API behavior must never hide fallback mode: degraded reads are explicit so clients can distinguish stale last-known state from fresh cluster state.

Concrete exported/runtime surfaces:

  • Core types are exported from @fusion/core: MeshSnapshotQuery, MeshSnapshotRecord, MeshSnapshotRecordInput, MeshWriteQueueStatus, MeshWriteQueueEntry, MeshWriteQueueInput, MeshWriteQueueFilter, MeshWriteApplyResult, MeshWriteFailureResult, MeshWriteReplaySummary, and MeshDegradedReadState.
  • CentralCore persistence/assertion methods: recordMeshSnapshot, getLatestMeshSnapshot, enqueueMeshWrite, listPendingMeshWrites, markMeshWriteReplayStarted, markMeshWriteApplied, markMeshWriteFailed, and getMeshDegradedReadState.
  • Runtime replay/assertion methods: PeerExchangeService.replayPendingWritesForNode(targetNodeId) and NodeHealthMonitor recovery callback onNodeRecovered(nodeId, previousStatus).

13. End-to-end v1 write path

  1. Intent creation: Node creates write intent + envelope.
  2. Coordinator selection: Node routes to current coordinator lease holder for the entity scope.
  3. Commit/ack:
    • strong: quorum commit
    • append-only: local append + async replication
  4. Fallback: if unreachable/quorum-fail, persist queue entry (queued).
  5. Replay: on recovery, replay durable queue in canonical order with fencing checks.
  6. Reconciliation: produce explicit outcome and update entity revision state.

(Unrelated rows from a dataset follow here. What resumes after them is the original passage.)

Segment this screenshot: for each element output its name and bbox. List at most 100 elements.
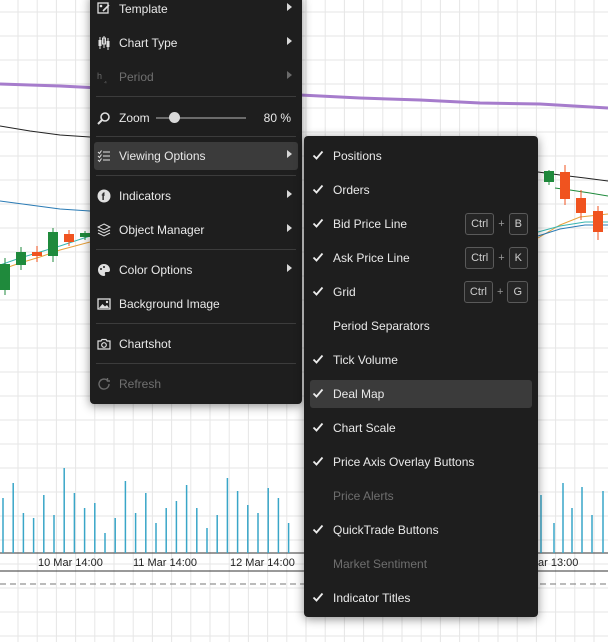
viewing-option-label: Chart Scale <box>333 421 396 435</box>
moving-average-blue-left <box>0 200 91 212</box>
viewing-option-label: Positions <box>333 149 382 163</box>
submenu-arrow-icon <box>287 190 292 198</box>
menu-item-label: Chart Type <box>119 36 178 50</box>
menu-separator <box>96 249 296 250</box>
viewing-option-label: Bid Price Line <box>333 217 408 231</box>
checkmark-icon <box>312 455 324 467</box>
menu-item-label: Color Options <box>119 263 193 277</box>
refresh-icon <box>97 377 111 391</box>
viewing-option-orders[interactable]: Orders <box>304 175 538 205</box>
checkmark-icon <box>312 183 324 195</box>
moving-average-teal-left <box>0 235 91 266</box>
menu-separator <box>96 96 296 97</box>
candle-body <box>64 234 74 242</box>
menu-separator <box>96 323 296 324</box>
moving-average-orange-left <box>0 241 91 271</box>
viewing-option-label: Period Separators <box>333 319 430 333</box>
keyboard-shortcut: Ctrl + B <box>465 213 528 235</box>
zoom-icon <box>97 111 111 125</box>
submenu-arrow-icon <box>287 224 292 232</box>
menu-item-label: Period <box>119 70 154 84</box>
camera-icon <box>97 337 111 351</box>
menu-item-refresh[interactable]: Refresh <box>90 369 302 399</box>
shortcut-key: Ctrl <box>463 281 493 303</box>
viewing-option-tick-volume[interactable]: Tick Volume <box>304 345 538 375</box>
checkmark-icon <box>312 353 324 365</box>
shortcut-key: K <box>508 247 528 269</box>
submenu-arrow-icon <box>287 37 292 45</box>
time-label-1: 10 Mar 14:00 <box>38 557 103 569</box>
menu-item-object-manager[interactable]: Object Manager <box>90 215 302 245</box>
viewing-option-indicator-titles[interactable]: Indicator Titles <box>304 583 538 613</box>
viewing-option-label: Deal Map <box>333 387 385 401</box>
viewing-option-price-axis-overlay-buttons[interactable]: Price Axis Overlay Buttons <box>304 447 538 477</box>
checkmark-icon <box>312 387 324 399</box>
viewing-option-market-sentiment[interactable]: Market Sentiment <box>304 549 538 579</box>
image-icon <box>97 297 111 311</box>
viewing-option-deal-map[interactable]: Deal Map <box>304 379 538 409</box>
menu-item-template[interactable]: Template <box>90 0 302 24</box>
menu-item-chartshot[interactable]: Chartshot <box>90 329 302 359</box>
viewing-option-chart-scale[interactable]: Chart Scale <box>304 413 538 443</box>
time-label-2: 11 Mar 14:00 <box>133 557 198 569</box>
candle-body <box>0 264 10 290</box>
submenu-arrow-icon <box>287 150 292 158</box>
viewing-option-label: Price Axis Overlay Buttons <box>333 455 475 469</box>
checkmark-icon <box>312 251 324 263</box>
viewing-option-ask-price-line[interactable]: Ask Price Line Ctrl + K <box>304 243 538 273</box>
layers-icon <box>97 223 111 237</box>
viewing-option-price-alerts[interactable]: Price Alerts <box>304 481 538 511</box>
menu-item-label: Zoom <box>119 111 150 125</box>
shortcut-plus: + <box>498 252 505 264</box>
menu-item-zoom: Zoom 80 % <box>90 103 302 133</box>
viewing-option-bid-price-line[interactable]: Bid Price Line Ctrl + B <box>304 209 538 239</box>
viewing-options-submenu: Positions Orders Bid Price Line Ctrl + B Ask P… <box>304 136 538 617</box>
indicators-icon: f <box>97 189 111 203</box>
viewing-option-grid[interactable]: Grid Ctrl + G <box>304 277 538 307</box>
shortcut-key: Ctrl <box>465 213 495 235</box>
menu-item-label: Refresh <box>119 377 162 391</box>
shortcut-plus: + <box>497 286 504 298</box>
submenu-arrow-icon <box>287 264 292 272</box>
keyboard-shortcut: Ctrl + G <box>463 281 528 303</box>
viewing-option-positions[interactable]: Positions <box>304 141 538 171</box>
viewing-option-label: Grid <box>333 285 356 299</box>
viewing-option-period-separators[interactable]: Period Separators <box>304 311 538 341</box>
submenu-arrow-icon <box>287 3 292 11</box>
menu-separator <box>96 136 296 137</box>
checkmark-icon <box>312 421 324 433</box>
checkmark-icon <box>312 217 324 229</box>
menu-item-period[interactable]: h₄ Period <box>90 62 302 92</box>
palette-icon <box>97 263 111 277</box>
menu-item-color-options[interactable]: Color Options <box>90 255 302 285</box>
shortcut-key: Ctrl <box>465 247 495 269</box>
checkmark-icon <box>312 285 324 297</box>
shortcut-key: G <box>507 281 528 303</box>
chart-context-menu: Template Chart Type h₄ Period Zoom 80 % … <box>90 0 302 404</box>
svg-text:h: h <box>97 71 102 81</box>
menu-separator <box>96 363 296 364</box>
menu-item-label: Chartshot <box>119 337 172 351</box>
candle-body <box>48 232 58 256</box>
candle-body <box>32 252 42 256</box>
checkmark-icon <box>312 523 324 535</box>
menu-item-label: Object Manager <box>119 223 205 237</box>
candle-body <box>80 233 90 237</box>
candle-body <box>576 198 586 213</box>
candlestick-icon <box>97 36 111 50</box>
svg-text:₄: ₄ <box>104 78 107 84</box>
time-label-3: 12 Mar 14:00 <box>230 557 295 569</box>
menu-item-label: Indicators <box>119 189 172 203</box>
menu-item-viewing-options[interactable]: Viewing Options <box>90 141 302 171</box>
submenu-arrow-icon <box>287 71 292 79</box>
list-check-icon <box>97 149 111 163</box>
viewing-option-quicktrade-buttons[interactable]: QuickTrade Buttons <box>304 515 538 545</box>
candle-body <box>16 252 26 265</box>
menu-item-chart-type[interactable]: Chart Type <box>90 28 302 58</box>
menu-item-indicators[interactable]: f Indicators <box>90 181 302 211</box>
menu-item-label: Template <box>119 2 168 16</box>
zoom-slider-handle[interactable] <box>169 112 180 123</box>
zoom-value: 80 % <box>263 111 291 125</box>
viewing-option-label: Indicator Titles <box>333 591 411 605</box>
menu-item-background-image[interactable]: Background Image <box>90 289 302 319</box>
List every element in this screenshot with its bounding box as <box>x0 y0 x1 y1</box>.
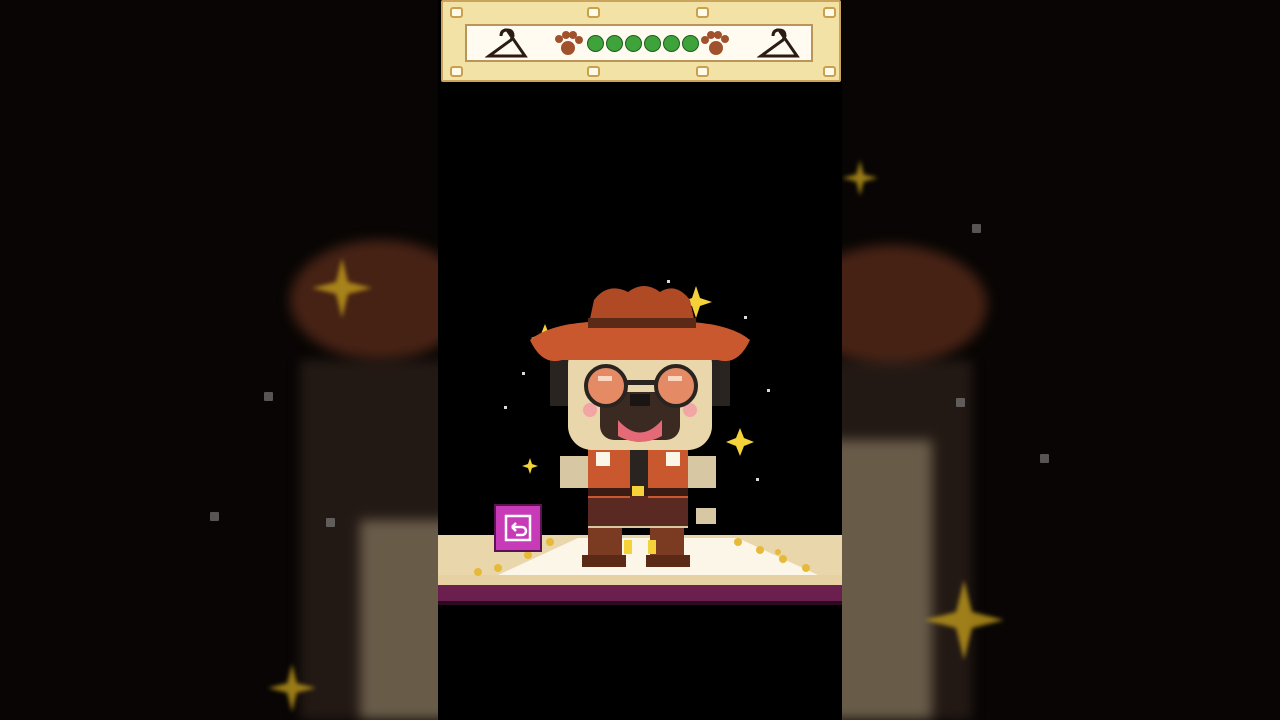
rivet <box>696 66 709 77</box>
rivet <box>587 7 600 18</box>
progress-dot <box>625 35 642 52</box>
progress-dot <box>663 35 680 52</box>
paw-icon <box>555 31 583 55</box>
hanger-icon[interactable] <box>757 24 801 64</box>
rivet <box>450 7 463 18</box>
rivet <box>823 7 836 18</box>
progress-dots <box>587 35 699 52</box>
undo-icon <box>504 514 532 542</box>
sparkle-icon <box>924 580 1004 660</box>
progress-dot <box>606 35 623 52</box>
particle <box>956 398 965 407</box>
progress-dot <box>644 35 661 52</box>
progress-dot <box>682 35 699 52</box>
pug-character[interactable] <box>438 0 842 720</box>
sparkle-icon <box>268 664 316 712</box>
top-progress-bar <box>441 0 841 82</box>
sparkle-icon <box>842 160 878 196</box>
vest-outfit <box>560 448 716 528</box>
particle <box>972 224 981 233</box>
rivet <box>823 66 836 77</box>
particle <box>210 512 219 521</box>
undo-button[interactable] <box>494 504 542 552</box>
paw-icon <box>701 31 729 55</box>
particle <box>264 392 273 401</box>
hanger-icon[interactable] <box>485 24 529 64</box>
right-backdrop <box>842 0 1280 720</box>
blurred-body-left <box>300 360 438 720</box>
particle <box>326 518 335 527</box>
progress-dot <box>587 35 604 52</box>
blurred-body-right <box>842 360 972 720</box>
cowboy-hat <box>530 286 750 362</box>
left-backdrop <box>0 0 438 720</box>
rivet <box>450 66 463 77</box>
particle <box>1040 454 1049 463</box>
rivet <box>587 66 600 77</box>
rivet <box>696 7 709 18</box>
sparkle-icon <box>312 258 372 318</box>
game-viewport <box>438 0 842 720</box>
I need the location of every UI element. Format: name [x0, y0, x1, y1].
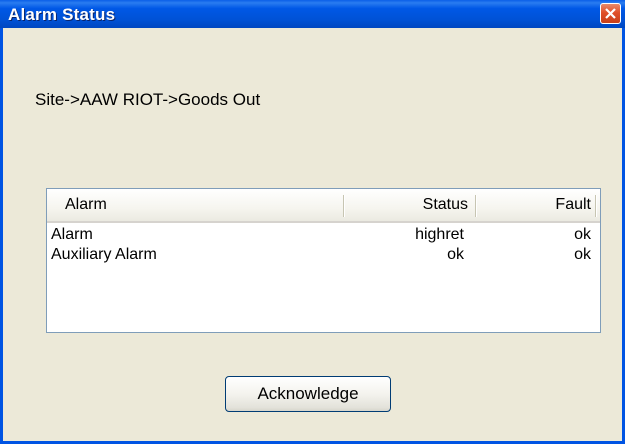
cell-status: highret [415, 226, 464, 243]
acknowledge-button[interactable]: Acknowledge [225, 376, 391, 412]
column-header-fault[interactable]: Fault [477, 189, 597, 221]
close-x-icon [605, 8, 616, 19]
cell-fault: ok [574, 226, 591, 243]
column-divider[interactable] [595, 195, 597, 217]
window-title: Alarm Status [8, 5, 116, 24]
list-body: Alarm highret ok Auxiliary Alarm ok ok [47, 225, 600, 265]
column-header-status[interactable]: Status [344, 189, 476, 221]
list-row[interactable]: Auxiliary Alarm ok ok [47, 245, 600, 265]
location-path-label: Site->AAW RIOT->Goods Out [35, 90, 261, 109]
close-icon[interactable] [600, 3, 621, 24]
list-header: Alarm Status Fault [47, 189, 600, 223]
cell-fault: ok [574, 246, 591, 263]
title-bar[interactable]: Alarm Status [0, 0, 625, 28]
alarm-list[interactable]: Alarm Status Fault Alarm highret ok Auxi… [46, 188, 601, 333]
cell-alarm: Alarm [51, 226, 93, 243]
alarm-status-window: Alarm Status Site->AAW RIOT->Goods Out A… [0, 0, 625, 444]
cell-status: ok [447, 246, 464, 263]
column-header-alarm[interactable]: Alarm [47, 189, 343, 221]
cell-alarm: Auxiliary Alarm [51, 246, 157, 263]
list-row[interactable]: Alarm highret ok [47, 225, 600, 245]
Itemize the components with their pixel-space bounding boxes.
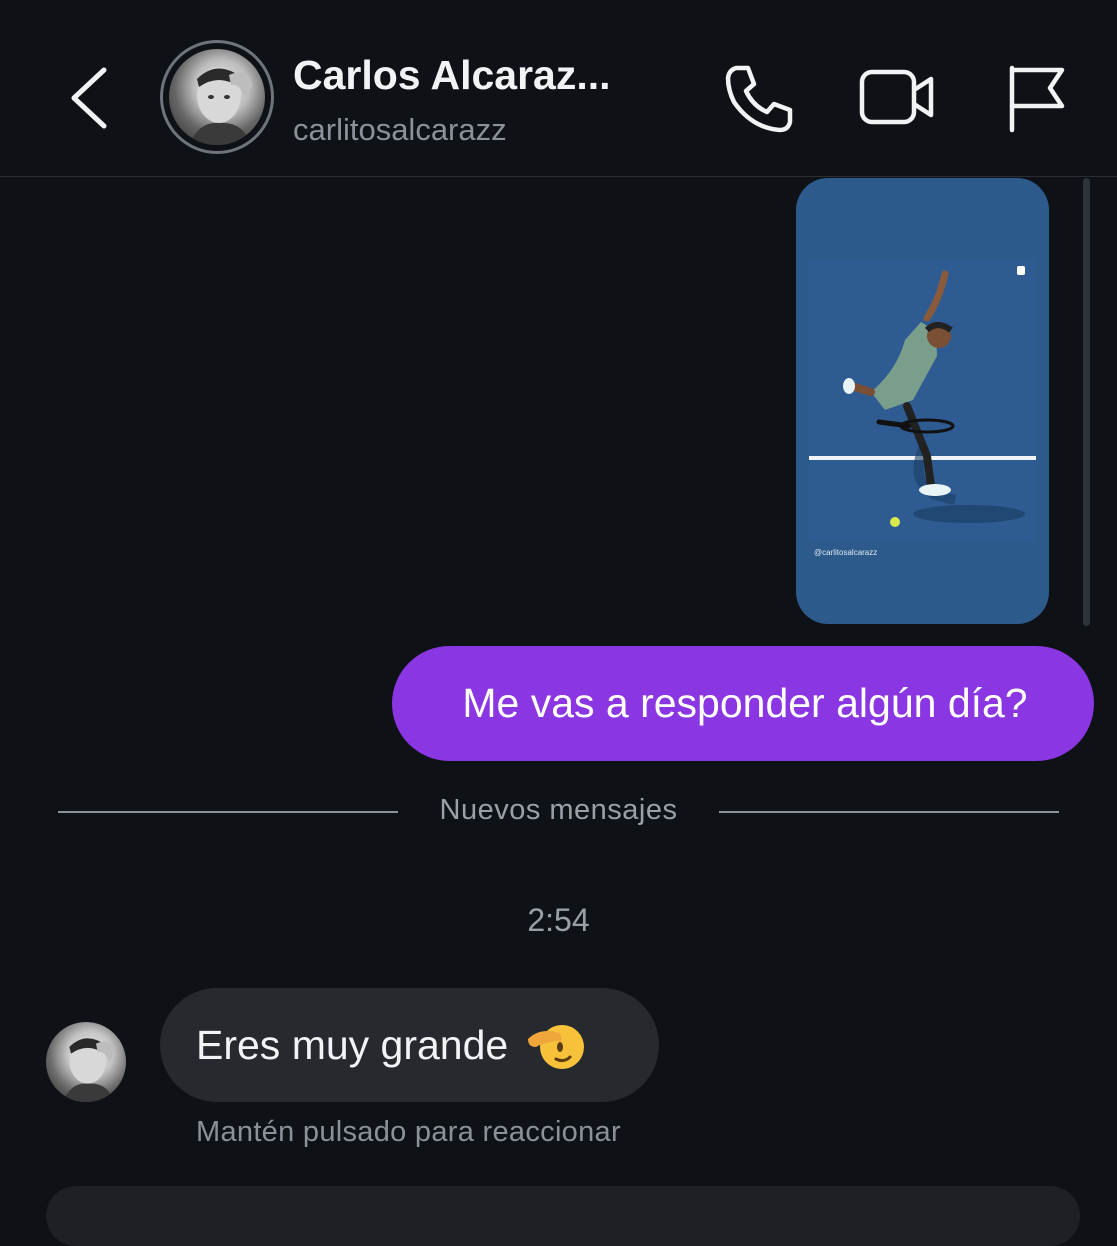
shared-story-card[interactable]: @carlitosalcarazz: [796, 178, 1049, 624]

14. Contract for FN-3449 through FN-3456

Follow-on tasks must implement against this contract and not redefine it:

  • FN-3449: distributed ids/origin sequence allocation + monotonic ordering.
  • FN-3450: coordinator selection and lease management runtime.
  • FN-3451: strong-write commit path + quorum ack handling.
  • FN-3452: durable offline queue persistence and replay engine.
  • FN-3453: reconciliation executor + conflict outcome handling.
  • FN-3454: restart recovery bootstrap and in-flight intent recovery.
  • FN-3455: degraded-read APIs exposing staleness metadata.
  • FN-3456: partition behavior policy, observability, and operator controls.

15. Security boundary

  • Mesh transport authentication (node API keys / trust) is mandatory for replication traffic.
  • Auth credential replication is explicit and separately controlled from ordinary settings replication.
  • Sensitive payloads must be redacted from non-secure logs and diagnostics.